Advocate, conciliator Dave Brugger moves on
Updated from an article published in Current, Sept. 4, 2000
By Steve Behrens
David J. Brugger, who has just announced plans to resign, served longer than any other president of a national pubcasting organization, all the while generating more respect and less rancor than most.
As president of the Association of America's Public Television Stations (APTS) for nearly 13 years, Brugger constructed a lobbying machine that focussed public support for the field five years ago, helping to repulse Newt Gingrich's attack on CPB funding.
In the most recent of many initiatives to maintain a place for public TV in the new media delivery systems, APTS worked out a voluntary pact with major cable operator Time Warner that would give public TV some assurance of carriage for its digital TV signals. Pubcasters hope the pact, announced Sept. 19 [2000], will become a model for agreements with other operators. Brugger implies that the deal is based on mutual self-interest. "Why would a cable company not want 95 million people tuning into their system?" he asks rhetorically.
On Brugger's long shift, APTS lawyers led by Vice President Marilyn Mohrman-Gillis also won key court victories, preserving FCC rules that require cable systems to carry analog public TV channels, in 1994; and securing reserved noncommercial channels on DBS satellites in 1996.
Brugger, 57, will leave APTS at the end of December, taking time off from full-time work to give first priority to "personal family life, unencumbered by day-to-day responsibilities," he said.
He is leaving a more active, better funded APTS than the one he inherited. The association has added nine member stations for this year and expects to have 152 of the 178 public TV licensees as dues-paying members--an all-time high, according to Thomas Crockett, members rep. And APTS has built its budget to $3.8 million with project grants from the Ford, Pew and AT&T foundations. Last month, the Irvine Foundation gave APTS $120,000 to look into issues surrounding DTV carriage by cable and DBS systems.
Several of the projects and ongoing APTS Board discussions promote DTV programming alliances between stations and other community nonprofits such as museums, public libraries and universities. The local partnerships could eventually lead to a national-level "grand alliance," says Brugger. "You can have grand ideas and plans [at the national level], but you have to start somewhere."

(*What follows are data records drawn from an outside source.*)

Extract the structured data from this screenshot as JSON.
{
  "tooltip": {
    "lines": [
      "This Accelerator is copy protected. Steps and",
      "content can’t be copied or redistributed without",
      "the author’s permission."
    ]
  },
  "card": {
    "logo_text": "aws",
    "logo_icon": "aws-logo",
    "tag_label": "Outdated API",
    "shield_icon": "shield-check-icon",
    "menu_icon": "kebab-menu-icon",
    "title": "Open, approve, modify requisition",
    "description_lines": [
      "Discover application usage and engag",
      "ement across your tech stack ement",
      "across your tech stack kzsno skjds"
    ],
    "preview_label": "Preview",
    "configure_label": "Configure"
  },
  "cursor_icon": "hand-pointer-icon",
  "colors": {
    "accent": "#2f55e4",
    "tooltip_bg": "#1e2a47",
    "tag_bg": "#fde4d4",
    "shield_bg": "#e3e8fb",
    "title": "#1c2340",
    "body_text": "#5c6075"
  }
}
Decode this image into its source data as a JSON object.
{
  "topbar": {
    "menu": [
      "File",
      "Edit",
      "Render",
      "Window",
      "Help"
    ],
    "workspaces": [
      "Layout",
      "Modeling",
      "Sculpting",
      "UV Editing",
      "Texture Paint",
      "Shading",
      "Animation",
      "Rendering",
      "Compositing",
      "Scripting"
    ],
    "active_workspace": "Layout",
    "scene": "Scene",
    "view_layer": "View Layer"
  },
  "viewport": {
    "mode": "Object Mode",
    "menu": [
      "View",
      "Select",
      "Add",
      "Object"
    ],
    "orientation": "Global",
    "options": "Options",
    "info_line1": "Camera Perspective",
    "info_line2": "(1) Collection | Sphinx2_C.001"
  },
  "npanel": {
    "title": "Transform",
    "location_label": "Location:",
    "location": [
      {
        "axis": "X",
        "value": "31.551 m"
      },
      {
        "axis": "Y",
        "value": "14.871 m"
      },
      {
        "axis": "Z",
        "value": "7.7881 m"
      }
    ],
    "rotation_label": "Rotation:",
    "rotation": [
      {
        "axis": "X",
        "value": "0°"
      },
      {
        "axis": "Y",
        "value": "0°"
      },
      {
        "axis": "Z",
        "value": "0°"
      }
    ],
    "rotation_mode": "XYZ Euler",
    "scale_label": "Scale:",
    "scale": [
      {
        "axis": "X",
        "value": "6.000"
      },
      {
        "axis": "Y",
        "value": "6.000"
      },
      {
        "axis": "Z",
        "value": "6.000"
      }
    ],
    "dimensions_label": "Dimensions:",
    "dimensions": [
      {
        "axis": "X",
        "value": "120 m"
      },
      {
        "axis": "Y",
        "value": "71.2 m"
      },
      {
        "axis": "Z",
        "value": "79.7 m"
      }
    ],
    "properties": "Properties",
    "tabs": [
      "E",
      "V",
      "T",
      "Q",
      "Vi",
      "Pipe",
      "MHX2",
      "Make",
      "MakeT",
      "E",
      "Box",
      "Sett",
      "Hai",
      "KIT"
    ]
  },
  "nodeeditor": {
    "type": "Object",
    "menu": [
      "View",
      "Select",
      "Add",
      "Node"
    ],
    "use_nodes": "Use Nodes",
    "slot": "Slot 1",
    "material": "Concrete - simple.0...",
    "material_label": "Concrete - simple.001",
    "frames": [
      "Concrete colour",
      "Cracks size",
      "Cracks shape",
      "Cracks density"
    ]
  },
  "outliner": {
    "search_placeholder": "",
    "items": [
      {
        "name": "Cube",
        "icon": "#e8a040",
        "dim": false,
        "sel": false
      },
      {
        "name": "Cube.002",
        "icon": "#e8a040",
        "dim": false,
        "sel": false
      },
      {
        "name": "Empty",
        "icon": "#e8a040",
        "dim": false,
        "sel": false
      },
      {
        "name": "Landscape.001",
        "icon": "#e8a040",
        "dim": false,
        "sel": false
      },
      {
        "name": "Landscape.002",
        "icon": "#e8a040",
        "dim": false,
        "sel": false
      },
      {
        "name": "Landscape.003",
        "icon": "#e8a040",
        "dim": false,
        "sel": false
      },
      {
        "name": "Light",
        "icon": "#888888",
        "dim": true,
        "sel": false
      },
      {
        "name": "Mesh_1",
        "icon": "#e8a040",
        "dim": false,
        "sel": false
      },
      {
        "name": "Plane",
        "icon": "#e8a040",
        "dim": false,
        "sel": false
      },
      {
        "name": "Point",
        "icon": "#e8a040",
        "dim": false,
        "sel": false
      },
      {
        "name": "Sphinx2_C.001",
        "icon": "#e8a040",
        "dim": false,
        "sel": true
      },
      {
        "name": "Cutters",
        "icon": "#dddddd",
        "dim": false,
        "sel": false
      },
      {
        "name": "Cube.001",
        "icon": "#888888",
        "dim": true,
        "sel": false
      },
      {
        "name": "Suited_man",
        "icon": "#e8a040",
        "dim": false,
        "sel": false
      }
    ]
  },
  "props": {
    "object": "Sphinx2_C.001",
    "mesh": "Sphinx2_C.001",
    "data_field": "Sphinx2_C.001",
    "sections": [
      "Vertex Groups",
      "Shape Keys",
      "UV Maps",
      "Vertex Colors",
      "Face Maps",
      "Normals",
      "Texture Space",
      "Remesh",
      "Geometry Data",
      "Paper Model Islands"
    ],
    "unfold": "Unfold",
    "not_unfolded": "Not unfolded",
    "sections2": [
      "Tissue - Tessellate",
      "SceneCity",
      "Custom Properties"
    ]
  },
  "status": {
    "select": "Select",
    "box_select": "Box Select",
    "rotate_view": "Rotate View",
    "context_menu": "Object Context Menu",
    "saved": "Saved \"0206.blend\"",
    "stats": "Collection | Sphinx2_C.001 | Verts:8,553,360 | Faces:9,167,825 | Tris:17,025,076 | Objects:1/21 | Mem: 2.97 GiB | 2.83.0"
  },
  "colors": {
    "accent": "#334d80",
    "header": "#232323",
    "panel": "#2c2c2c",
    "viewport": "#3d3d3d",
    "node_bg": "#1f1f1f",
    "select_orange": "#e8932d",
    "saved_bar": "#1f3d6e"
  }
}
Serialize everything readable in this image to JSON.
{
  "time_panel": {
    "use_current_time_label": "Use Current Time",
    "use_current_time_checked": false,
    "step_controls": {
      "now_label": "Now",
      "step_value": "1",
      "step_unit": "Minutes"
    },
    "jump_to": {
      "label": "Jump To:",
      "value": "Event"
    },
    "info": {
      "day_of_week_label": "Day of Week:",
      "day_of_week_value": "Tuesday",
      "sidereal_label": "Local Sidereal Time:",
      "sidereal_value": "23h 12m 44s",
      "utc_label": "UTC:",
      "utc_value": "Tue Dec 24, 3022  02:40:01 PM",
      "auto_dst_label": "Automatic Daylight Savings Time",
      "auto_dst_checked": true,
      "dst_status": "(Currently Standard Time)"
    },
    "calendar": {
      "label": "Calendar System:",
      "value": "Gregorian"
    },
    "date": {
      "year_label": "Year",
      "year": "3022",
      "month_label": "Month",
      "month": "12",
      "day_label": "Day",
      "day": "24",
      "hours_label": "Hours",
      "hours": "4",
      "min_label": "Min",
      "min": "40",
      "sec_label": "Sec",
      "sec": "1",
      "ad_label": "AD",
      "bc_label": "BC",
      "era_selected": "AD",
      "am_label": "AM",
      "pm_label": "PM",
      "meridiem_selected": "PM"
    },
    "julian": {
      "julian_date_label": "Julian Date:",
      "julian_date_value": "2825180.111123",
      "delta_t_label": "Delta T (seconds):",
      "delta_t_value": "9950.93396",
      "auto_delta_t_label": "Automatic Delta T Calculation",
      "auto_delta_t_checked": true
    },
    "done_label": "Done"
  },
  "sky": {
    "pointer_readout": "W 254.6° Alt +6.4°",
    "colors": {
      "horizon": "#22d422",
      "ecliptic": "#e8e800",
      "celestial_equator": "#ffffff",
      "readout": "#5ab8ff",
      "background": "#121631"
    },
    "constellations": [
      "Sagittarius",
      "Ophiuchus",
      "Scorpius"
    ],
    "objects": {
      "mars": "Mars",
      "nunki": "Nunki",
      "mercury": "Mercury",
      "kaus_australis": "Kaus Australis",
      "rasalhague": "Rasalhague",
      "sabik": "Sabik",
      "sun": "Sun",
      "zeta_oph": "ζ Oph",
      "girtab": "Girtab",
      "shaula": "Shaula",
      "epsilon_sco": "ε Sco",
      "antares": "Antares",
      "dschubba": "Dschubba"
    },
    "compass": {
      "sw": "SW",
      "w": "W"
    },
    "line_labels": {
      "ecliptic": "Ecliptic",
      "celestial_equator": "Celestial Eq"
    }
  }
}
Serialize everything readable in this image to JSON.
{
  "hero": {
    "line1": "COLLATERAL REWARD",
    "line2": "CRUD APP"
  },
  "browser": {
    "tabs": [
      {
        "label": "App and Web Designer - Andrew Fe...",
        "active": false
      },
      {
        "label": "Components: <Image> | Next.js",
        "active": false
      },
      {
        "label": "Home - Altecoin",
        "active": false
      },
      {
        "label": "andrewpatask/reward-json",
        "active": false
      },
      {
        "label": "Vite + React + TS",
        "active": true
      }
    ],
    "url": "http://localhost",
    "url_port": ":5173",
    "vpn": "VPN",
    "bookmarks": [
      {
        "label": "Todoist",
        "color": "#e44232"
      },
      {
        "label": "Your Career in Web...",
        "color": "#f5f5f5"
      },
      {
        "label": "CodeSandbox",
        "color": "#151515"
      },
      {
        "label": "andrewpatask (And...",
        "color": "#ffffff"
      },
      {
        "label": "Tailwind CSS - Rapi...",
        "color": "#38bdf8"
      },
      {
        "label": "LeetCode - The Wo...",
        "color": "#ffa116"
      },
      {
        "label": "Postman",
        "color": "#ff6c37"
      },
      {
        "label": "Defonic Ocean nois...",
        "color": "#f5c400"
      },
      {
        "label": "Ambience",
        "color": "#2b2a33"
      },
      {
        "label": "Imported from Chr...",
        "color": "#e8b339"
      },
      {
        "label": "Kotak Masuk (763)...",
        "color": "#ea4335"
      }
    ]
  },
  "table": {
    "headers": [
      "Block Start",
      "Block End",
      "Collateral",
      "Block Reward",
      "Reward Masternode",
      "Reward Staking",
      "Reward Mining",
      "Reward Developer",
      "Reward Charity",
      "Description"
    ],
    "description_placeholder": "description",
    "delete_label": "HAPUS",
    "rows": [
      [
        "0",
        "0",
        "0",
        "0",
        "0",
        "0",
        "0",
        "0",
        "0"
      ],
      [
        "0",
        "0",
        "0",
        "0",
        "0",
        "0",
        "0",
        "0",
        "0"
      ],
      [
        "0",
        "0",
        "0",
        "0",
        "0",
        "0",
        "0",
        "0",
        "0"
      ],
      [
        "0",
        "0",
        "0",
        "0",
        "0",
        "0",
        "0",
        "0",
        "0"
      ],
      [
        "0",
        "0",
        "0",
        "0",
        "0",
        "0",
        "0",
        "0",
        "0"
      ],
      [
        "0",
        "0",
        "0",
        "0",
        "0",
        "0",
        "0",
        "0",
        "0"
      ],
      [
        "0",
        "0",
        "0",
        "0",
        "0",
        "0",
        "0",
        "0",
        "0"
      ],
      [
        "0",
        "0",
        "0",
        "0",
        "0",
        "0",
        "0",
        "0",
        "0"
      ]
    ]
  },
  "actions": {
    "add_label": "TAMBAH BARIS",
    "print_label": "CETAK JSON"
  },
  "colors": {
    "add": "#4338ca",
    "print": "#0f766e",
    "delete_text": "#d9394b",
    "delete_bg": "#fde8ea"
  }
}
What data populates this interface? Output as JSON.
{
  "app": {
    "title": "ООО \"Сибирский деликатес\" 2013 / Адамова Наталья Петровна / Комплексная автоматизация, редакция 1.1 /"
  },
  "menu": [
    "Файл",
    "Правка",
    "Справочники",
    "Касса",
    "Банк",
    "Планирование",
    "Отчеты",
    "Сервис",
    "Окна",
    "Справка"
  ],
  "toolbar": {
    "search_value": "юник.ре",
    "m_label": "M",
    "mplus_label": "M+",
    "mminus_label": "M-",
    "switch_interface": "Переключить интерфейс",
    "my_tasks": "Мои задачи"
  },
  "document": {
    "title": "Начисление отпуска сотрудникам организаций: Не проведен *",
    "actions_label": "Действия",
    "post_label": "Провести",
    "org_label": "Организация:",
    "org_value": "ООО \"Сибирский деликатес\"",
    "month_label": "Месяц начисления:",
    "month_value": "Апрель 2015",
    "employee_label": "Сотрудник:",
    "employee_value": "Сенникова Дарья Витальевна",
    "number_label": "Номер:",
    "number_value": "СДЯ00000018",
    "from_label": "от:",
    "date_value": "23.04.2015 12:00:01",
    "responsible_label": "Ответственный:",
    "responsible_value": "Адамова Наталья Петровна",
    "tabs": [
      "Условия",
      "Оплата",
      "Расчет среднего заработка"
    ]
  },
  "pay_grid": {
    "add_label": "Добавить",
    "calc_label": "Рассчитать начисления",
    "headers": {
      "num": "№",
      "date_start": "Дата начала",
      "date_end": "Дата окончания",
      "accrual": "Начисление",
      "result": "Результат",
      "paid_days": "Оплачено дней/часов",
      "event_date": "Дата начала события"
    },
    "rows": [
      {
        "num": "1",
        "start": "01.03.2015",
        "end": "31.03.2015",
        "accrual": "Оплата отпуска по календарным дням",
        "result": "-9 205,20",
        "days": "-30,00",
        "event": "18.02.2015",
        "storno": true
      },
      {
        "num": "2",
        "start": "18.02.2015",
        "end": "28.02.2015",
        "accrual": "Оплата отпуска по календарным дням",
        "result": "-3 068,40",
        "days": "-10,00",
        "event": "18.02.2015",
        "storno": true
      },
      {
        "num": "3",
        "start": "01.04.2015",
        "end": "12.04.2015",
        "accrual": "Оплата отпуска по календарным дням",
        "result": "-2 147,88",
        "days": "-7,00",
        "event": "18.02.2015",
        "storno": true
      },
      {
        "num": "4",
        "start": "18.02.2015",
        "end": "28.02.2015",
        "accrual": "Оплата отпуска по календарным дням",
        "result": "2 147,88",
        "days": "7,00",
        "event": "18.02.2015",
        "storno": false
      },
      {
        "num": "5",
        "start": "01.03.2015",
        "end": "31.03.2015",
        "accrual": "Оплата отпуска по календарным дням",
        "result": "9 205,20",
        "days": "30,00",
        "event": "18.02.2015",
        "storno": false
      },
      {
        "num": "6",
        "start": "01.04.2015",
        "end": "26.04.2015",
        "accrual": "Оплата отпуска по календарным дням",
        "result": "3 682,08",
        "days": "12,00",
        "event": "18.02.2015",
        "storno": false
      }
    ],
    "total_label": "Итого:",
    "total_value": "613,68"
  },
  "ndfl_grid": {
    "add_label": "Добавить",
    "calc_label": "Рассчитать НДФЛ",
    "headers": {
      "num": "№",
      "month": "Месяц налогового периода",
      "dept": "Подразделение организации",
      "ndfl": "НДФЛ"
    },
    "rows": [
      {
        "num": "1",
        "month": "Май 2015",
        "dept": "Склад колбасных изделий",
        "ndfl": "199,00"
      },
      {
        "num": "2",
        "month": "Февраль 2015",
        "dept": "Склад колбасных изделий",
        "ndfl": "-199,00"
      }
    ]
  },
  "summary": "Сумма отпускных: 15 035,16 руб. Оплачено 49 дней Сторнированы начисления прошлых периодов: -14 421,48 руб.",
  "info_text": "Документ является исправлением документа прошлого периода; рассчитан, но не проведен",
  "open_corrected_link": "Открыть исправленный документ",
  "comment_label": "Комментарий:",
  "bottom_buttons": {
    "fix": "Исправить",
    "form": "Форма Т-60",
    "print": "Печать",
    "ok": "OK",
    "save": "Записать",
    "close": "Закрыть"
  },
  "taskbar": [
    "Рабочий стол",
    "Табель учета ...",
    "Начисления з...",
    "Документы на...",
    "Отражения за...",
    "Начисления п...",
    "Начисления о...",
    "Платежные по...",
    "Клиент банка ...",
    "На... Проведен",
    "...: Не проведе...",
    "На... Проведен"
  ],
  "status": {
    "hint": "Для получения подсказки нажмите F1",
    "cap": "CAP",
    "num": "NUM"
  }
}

Unlike most national chieftains in pubcasting over the years, Brugger came out of the station system. He held various management and production jobs at Iowa PTV, KDIN/KDPS in Des Moines, WNYC in New York, WDUQ in Pittsburgh and at commercial stations. In Gainesville, Fla., Brugger managed WUFT-TV and established an FM station there. He came to CPB as director of broadcast services and left as v.p. for telecommunications, joining APTS in January 1988.
Beth Courtney, chairman of APTS and president of Louisiana Public Broadcasting, says Brugger keeps a clear focus on the APTS mission: "to tell the story of the individual stations" among Washington policymakers, who think first of national acronyms like PBS and NPR. When APTS sets up exhibits in the Capitol to publicize public TV's educational activities during the association's annual Capitol Hill Day, the emphasis is on projects undertaken by local stations.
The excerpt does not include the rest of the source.